Fortnight ago, in the massive office building owned by Chicago's Daily News, Publisher William Franklin (''Frank") Knox, Republican candidate for Vice
President in 1936, stared at an AP dispatch which carried no logotype. Colonel Knox's face, normally ruddy and smiling, became ruddy and grim. He strode into his office, whose walnut panels once adorned the private library of late News Publisher Victor Lawson. Popping down before his little typewriter beside his great desk, Publisher Knox jangled the keys. In rare rough rider style he rattled off an editorial ripping into AP--the great press association of which Publisher Victor Lawson was founder, of which Melville Stone (founder of the News) was long general manager. He wrote:
"Since Melville Stone's death the organization has been experimenting, not always to the benefit of its old reputation. However, to those who knew and admired the AP tradition, it comes as a shock to learn that the management is now offering to members a new Washington column of such doubtful ethical quality that the AP is not even willing to take public responsibility for it. . . . A gossip column . . . the lowest form of journalism! . . . Shades of Victor Lawson! . . ."
Under zestful Melville Elijah Stone for 25 years, the accent of AP was on straight news. But because of the changing needs of its member newspapers AP gradually added comics, comment, cookery, other "features." One offering, used regularly by over 100 of the 1,400 dailies, is "Washington Daybook," launched eight years ago under General Manager Kent Cooper's dictum that it should not be ''spontaneous news, but clean anecdote, humor and history." Fourteen months ago AP's feature chief, Hearst-trained William T. McCleery, assigned Preston Grover to apply his salty Utah touch to this Capitol comment. Not gossipy but increasingly spicy, Preston Grovers column attempts humor, shuns scandal, specializes in harmless speculation.
The righteous and revered late publisher of the New York Times, Adolph Simon Ochs, early suggested that the pregnant logotype be omitted on AP feature stories. Since last May AP has circularized its members saying: "NO LOGOTYPE PLEASE! Editors: In the interests of providing a livelier Washington column than would be possible under strict adherence to the rules of Associated Press reporting, Preston Grover is being given a latitude of expression which makes it mandatory that the AP logotype be omitted from his copy."
Although he discovered this fact belatedly Publisher Knox acted in haste.
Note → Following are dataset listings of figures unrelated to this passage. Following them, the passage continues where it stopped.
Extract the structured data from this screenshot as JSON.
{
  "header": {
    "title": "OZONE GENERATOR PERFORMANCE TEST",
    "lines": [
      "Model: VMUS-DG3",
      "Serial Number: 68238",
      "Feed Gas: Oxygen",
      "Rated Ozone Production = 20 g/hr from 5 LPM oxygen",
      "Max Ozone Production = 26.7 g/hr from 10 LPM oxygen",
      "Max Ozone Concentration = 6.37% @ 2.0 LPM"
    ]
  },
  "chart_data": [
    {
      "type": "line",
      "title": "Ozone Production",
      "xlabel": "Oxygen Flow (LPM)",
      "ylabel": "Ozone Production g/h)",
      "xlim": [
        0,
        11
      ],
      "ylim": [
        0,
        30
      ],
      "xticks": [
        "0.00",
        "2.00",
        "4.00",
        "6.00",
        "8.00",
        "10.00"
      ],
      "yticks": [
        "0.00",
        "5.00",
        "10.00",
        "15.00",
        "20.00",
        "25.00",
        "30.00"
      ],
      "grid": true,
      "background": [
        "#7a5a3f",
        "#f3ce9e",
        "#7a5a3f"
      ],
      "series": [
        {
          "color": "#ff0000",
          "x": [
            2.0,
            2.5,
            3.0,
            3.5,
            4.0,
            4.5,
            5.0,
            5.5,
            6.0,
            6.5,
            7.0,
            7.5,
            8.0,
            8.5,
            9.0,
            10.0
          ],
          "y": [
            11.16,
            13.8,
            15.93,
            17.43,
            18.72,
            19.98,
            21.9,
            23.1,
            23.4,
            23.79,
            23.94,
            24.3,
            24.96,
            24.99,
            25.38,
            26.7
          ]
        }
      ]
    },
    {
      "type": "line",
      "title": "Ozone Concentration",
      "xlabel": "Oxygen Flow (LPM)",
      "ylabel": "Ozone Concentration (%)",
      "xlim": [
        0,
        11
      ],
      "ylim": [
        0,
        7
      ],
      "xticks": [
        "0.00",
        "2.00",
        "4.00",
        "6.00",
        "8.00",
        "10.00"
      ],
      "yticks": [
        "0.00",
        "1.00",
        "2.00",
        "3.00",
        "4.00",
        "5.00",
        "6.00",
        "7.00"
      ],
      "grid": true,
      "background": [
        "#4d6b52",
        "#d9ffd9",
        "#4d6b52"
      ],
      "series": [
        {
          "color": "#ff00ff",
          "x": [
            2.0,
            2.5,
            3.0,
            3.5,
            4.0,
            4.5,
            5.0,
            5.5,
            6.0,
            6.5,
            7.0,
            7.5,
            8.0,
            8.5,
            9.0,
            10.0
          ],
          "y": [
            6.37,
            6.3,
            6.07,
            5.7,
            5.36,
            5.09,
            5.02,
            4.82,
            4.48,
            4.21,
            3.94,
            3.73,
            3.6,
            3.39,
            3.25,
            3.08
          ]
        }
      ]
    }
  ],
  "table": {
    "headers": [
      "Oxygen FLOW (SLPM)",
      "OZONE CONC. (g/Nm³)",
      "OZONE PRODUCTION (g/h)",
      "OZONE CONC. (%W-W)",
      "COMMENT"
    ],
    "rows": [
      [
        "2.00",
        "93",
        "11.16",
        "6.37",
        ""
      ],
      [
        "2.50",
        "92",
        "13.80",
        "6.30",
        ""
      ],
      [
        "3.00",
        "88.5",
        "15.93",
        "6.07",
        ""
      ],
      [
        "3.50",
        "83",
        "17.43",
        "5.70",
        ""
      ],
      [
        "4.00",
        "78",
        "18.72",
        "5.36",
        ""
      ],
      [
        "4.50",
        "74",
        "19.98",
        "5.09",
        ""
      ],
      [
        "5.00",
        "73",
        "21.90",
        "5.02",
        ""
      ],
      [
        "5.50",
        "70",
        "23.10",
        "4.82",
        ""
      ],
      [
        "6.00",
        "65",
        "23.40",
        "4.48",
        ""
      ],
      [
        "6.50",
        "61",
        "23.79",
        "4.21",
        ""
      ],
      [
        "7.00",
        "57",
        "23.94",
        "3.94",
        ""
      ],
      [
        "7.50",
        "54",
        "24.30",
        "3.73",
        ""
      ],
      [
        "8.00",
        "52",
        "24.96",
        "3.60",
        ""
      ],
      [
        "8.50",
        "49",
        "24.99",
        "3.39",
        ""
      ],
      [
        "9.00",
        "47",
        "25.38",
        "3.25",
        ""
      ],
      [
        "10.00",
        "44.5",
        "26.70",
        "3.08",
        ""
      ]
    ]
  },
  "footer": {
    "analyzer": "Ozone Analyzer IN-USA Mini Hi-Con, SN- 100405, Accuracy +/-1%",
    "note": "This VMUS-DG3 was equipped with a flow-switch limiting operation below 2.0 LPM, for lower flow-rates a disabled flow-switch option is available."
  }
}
In doing so he broke an unwritten rule: no AP member complains about policies publicly without first mumbling his grievances before AP's board of directors. But the Knox distaste for calumny was well-fed while he stumped for Alf Landon during the grueling days leading up to last Nov. 3, and he had acquired an acute distaste for all those whom he considers journalistic scavengers. In addition the Colonel is known to boast that 75% of his wire news is selected from the United Press, a well-paying tenant in the News Building.
At the October meeting of AP's solemn board Publisher Knox will learn whether he can vent his personal ire without challenge from AP. That he cannot was indicated last week when AP, clucking proudly, asserted in trade paper advertisements that Preston Grover's daily stint is ''A credit to American journalism . . . logotype or no logotype."